Frequently Asked Questions
Oscillatory motion is the motion in which a body moves repeatedly to and fro about a fixed mean position under the action of a restoring force.
Periodic motion is a type of motion that repeats itself after equal intervals of time, called the time period.
All oscillatory motions are periodic, but not all periodic motions are oscillatory because oscillatory motion must occur about a mean position.
SHM is a special type of oscillatory motion in which the restoring force is directly proportional to the displacement from the mean position and acts towards it.
A motion is SHM if the restoring force or acceleration is proportional to displacement and opposite in direction, i.e., \(a \propto -x\).
The mean position is the equilibrium position about which a body oscillates and where the net force acting on it is zero.
Amplitude is the maximum displacement of the oscillating body from its mean position.
Time period is the time taken by a body to complete one full oscillation.
Frequency is the number of oscillations completed per second and is the reciprocal of the time period.
Angular frequency \(\omega\) is defined as \(\omega = 2\pi f\), where \(f\) is the frequency of oscillation.
Phase represents the state of oscillation of a particle at a given instant, determined by the argument of the sine or cosine function.

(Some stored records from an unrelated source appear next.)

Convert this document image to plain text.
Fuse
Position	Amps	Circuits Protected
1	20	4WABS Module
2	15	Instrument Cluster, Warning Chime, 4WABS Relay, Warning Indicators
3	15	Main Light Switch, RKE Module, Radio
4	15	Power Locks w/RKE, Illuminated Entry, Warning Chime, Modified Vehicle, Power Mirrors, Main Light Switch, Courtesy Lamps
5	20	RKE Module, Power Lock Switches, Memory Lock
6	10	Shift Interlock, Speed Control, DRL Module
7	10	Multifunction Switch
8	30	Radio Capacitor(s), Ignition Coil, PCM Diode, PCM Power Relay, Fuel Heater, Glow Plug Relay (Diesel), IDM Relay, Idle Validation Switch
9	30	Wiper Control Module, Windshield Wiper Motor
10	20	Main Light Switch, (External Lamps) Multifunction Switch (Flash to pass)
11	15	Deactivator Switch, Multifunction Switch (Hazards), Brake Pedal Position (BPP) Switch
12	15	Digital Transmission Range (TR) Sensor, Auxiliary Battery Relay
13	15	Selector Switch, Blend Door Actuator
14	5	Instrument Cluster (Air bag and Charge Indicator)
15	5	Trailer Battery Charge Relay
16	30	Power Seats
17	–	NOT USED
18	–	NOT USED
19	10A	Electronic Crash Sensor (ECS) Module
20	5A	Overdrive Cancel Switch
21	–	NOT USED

Phase difference is the difference in phase angles of two oscillatory motions at the same instant.
The general equation of SHM is \(x = A\cos(\omega t + \phi)\), where \(A\) is amplitude and \(\phi\) is phase constant.
Restoring force is the force that always acts towards the mean position and tends to bring the body back to equilibrium.
SHM is called harmonic because its displacement varies sinusoidally with time.